Stock market price indexes (in US$)
Some recent developments have increased risks to this strategy. While official GDP data have shown growth in line with the official target for 2015 of “around 7 per cent”, other indicators suggest that growth may have slowed somewhat more sharply. Meanwhile, annual consumer price inflation has slowed over the past year to 1.4 per cent, well below the official 3 per cent target; producer prices have been falling for more than three years; and the GDP deflator also fell in the year to the first quarter. Concerns about deflationary pressure seem to have been one factor leading the central bank to reduce its benchmark interest rates four times between last November and late June, by 1 percentage point in total, to unprecedented lows. But another consideration seems to have been the stock market: the authorities appear to have deliberately encouraged a rise in equity prices, partly through lower interest rates but also through the promotion of equity investment in the media, partly in order to facilitate the replacement of debt with equity finance in state-owned enterprises. The central bank's most recent interest rate cut was implemented in late June, even though equity prices were continuing to rise, far beyond levels that could be reasonably explained by fundamentals. Shortly thereafter, the market peaked and turned around, but the authorities soon took extraordinary measures to halt the decline, showing that they would not trust the market to find its own level.

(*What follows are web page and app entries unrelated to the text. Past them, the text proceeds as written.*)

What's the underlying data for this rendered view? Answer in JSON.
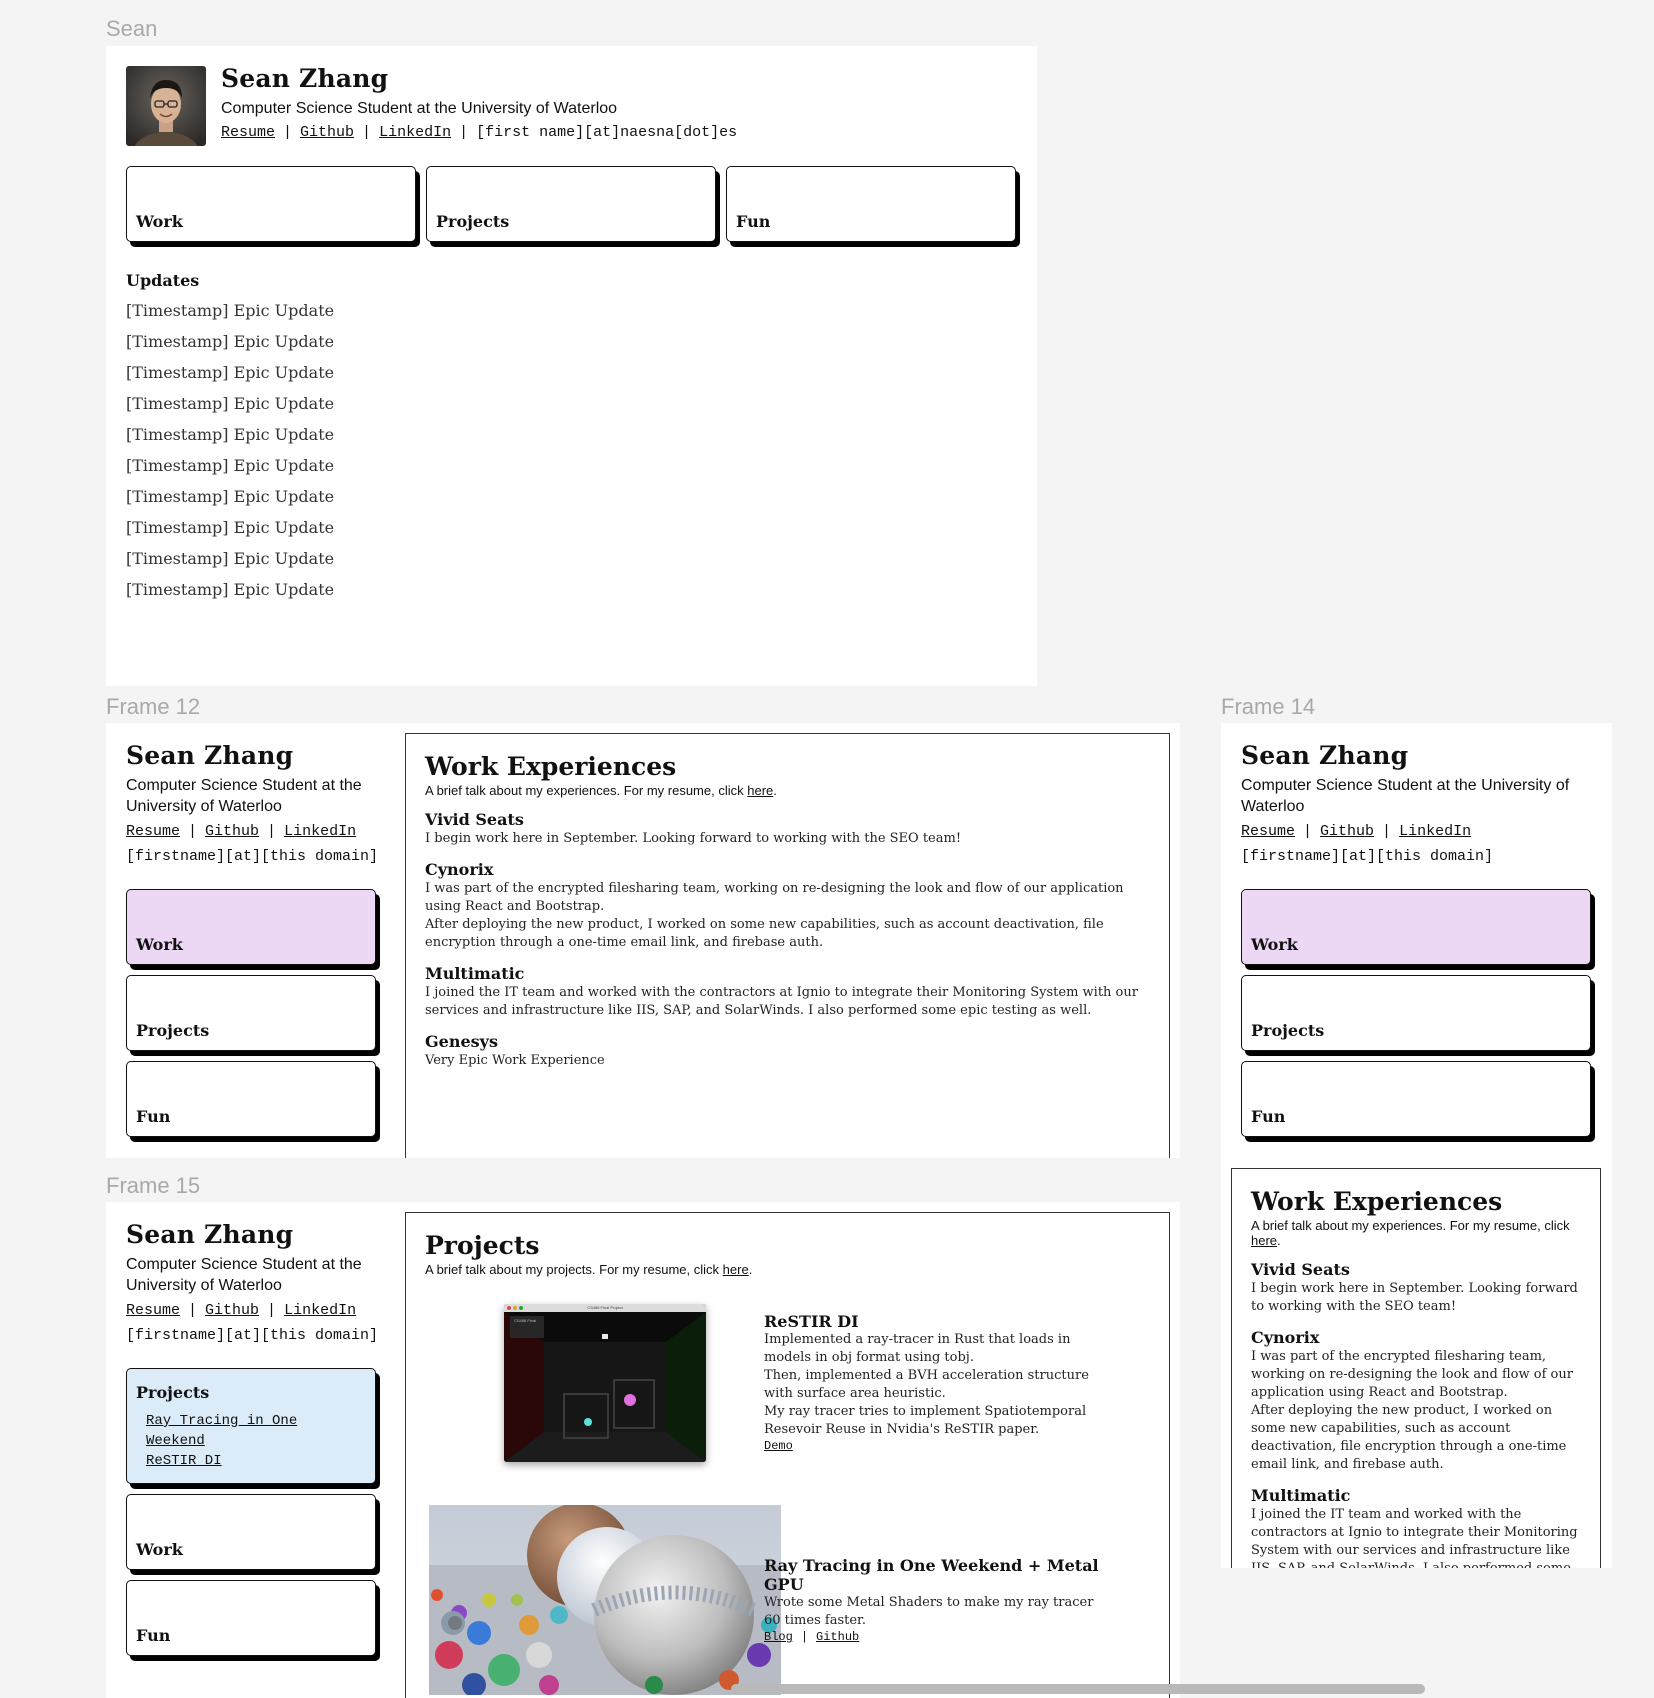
{
  "frames": {
    "sean": {
      "label": "Sean",
      "name": "Sean Zhang",
      "tagline": "Computer Science Student at the University of Waterloo",
      "links": [
        "Resume",
        "Github",
        "LinkedIn"
      ],
      "email": "[first name][at]naesna[dot]es",
      "nav": [
        "Work",
        "Projects",
        "Fun"
      ],
      "updates_title": "Updates",
      "updates": [
        "[Timestamp] Epic Update",
        "[Timestamp] Epic Update",
        "[Timestamp] Epic Update",
        "[Timestamp] Epic Update",
        "[Timestamp] Epic Update",
        "[Timestamp] Epic Update",
        "[Timestamp] Epic Update",
        "[Timestamp] Epic Update",
        "[Timestamp] Epic Update",
        "[Timestamp] Epic Update"
      ]
    },
    "frame12": {
      "label": "Frame 12",
      "name": "Sean Zhang",
      "tagline": "Computer Science Student at the University of Waterloo",
      "links": [
        "Resume",
        "Github",
        "LinkedIn"
      ],
      "email": "[firstname][at][this domain]",
      "nav": [
        "Work",
        "Projects",
        "Fun"
      ],
      "active": "Work"
    },
    "frame14": {
      "label": "Frame 14",
      "name": "Sean Zhang",
      "tagline": "Computer Science Student at the University of Waterloo",
      "links": [
        "Resume",
        "Github",
        "LinkedIn"
      ],
      "email": "[firstname][at][this domain]",
      "nav": [
        "Work",
        "Projects",
        "Fun"
      ],
      "active": "Work"
    },
    "frame15": {
      "label": "Frame 15",
      "name": "Sean Zhang",
      "tagline": "Computer Science Student at the University of Waterloo",
      "links": [
        "Resume",
        "Github",
        "LinkedIn"
      ],
      "email": "[firstname][at][this domain]",
      "nav_active_title": "Projects",
      "nav_sublinks": [
        "Ray Tracing in One Weekend",
        "ReSTIR DI"
      ],
      "nav_other": [
        "Work",
        "Fun"
      ]
    }
  },
  "work": {
    "title": "Work Experiences",
    "intro_prefix": "A brief talk about my experiences. For my resume, click ",
    "intro_link": "here",
    "intro_suffix": ".",
    "entries": [
      {
        "company": "Vivid Seats",
        "paragraphs": [
          "I begin work here in September. Looking forward to working with the SEO team!"
        ]
      },
      {
        "company": "Cynorix",
        "paragraphs": [
          "I was part of the encrypted filesharing team, working on re-designing the look and flow of our application using React and Bootstrap.",
          "After deploying the new product, I worked on some new capabilities, such as account deactivation, file encryption through a one-time email link, and firebase auth."
        ]
      },
      {
        "company": "Multimatic",
        "paragraphs": [
          "I joined the IT team and worked with the contractors at Ignio to integrate their Monitoring System with our services and infrastructure like IIS, SAP, and SolarWinds. I also performed some epic testing as well."
        ]
      },
      {
        "company": "Genesys",
        "paragraphs": [
          "Very Epic Work Experience"
        ]
      }
    ]
  },
  "projects": {
    "title": "Projects",
    "intro_prefix": "A brief talk about my projects. For my resume, click ",
    "intro_link": "here",
    "intro_suffix": ".",
    "restir": {
      "title": "ReSTIR DI",
      "lines": [
        "Implemented a ray-tracer in Rust that loads in models in obj format using tobj.",
        "Then, implemented a BVH acceleration structure with surface area heuristic.",
        "My ray tracer tries to implement Spatiotemporal Resevoir Reuse in Nvidia's ReSTIR paper."
      ],
      "links": [
        "Demo"
      ],
      "screenshot_title": "CS488 Final Project",
      "screenshot_tab": "CS488 Final"
    },
    "rtow": {
      "title": "Ray Tracing in One Weekend + Metal GPU",
      "lines": [
        "Wrote some Metal Shaders to make my ray tracer 60 times faster."
      ],
      "links": [
        "Blog",
        "Github"
      ]
    }
  }
}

Three risks are suggested by these developments. One, that the recent stock market decline may significantly reduce the growth of domestic demand, can probably be largely discounted, given the relatively short-lived surge in prices and the relatively narrow ownership of equities (involving only 6 per cent of households in early 2015). A second risk is that the recent easing of monetary conditions may slow the reduction of indebtedness and the associated dangers of financial instability. A third risk, and possibly the most serious, is that the authorities' recent interventions in the equity market, contravening the declared “decisive role” of market forces, may not only discourage participation in the equity market by increasing uncertainty about government intervention (including restrictions on the selling of stock), and thereby impede the needed substitution of equity for debt finance, but also also reduce confidence, more broadly, in the government's market-oriented reform strategy.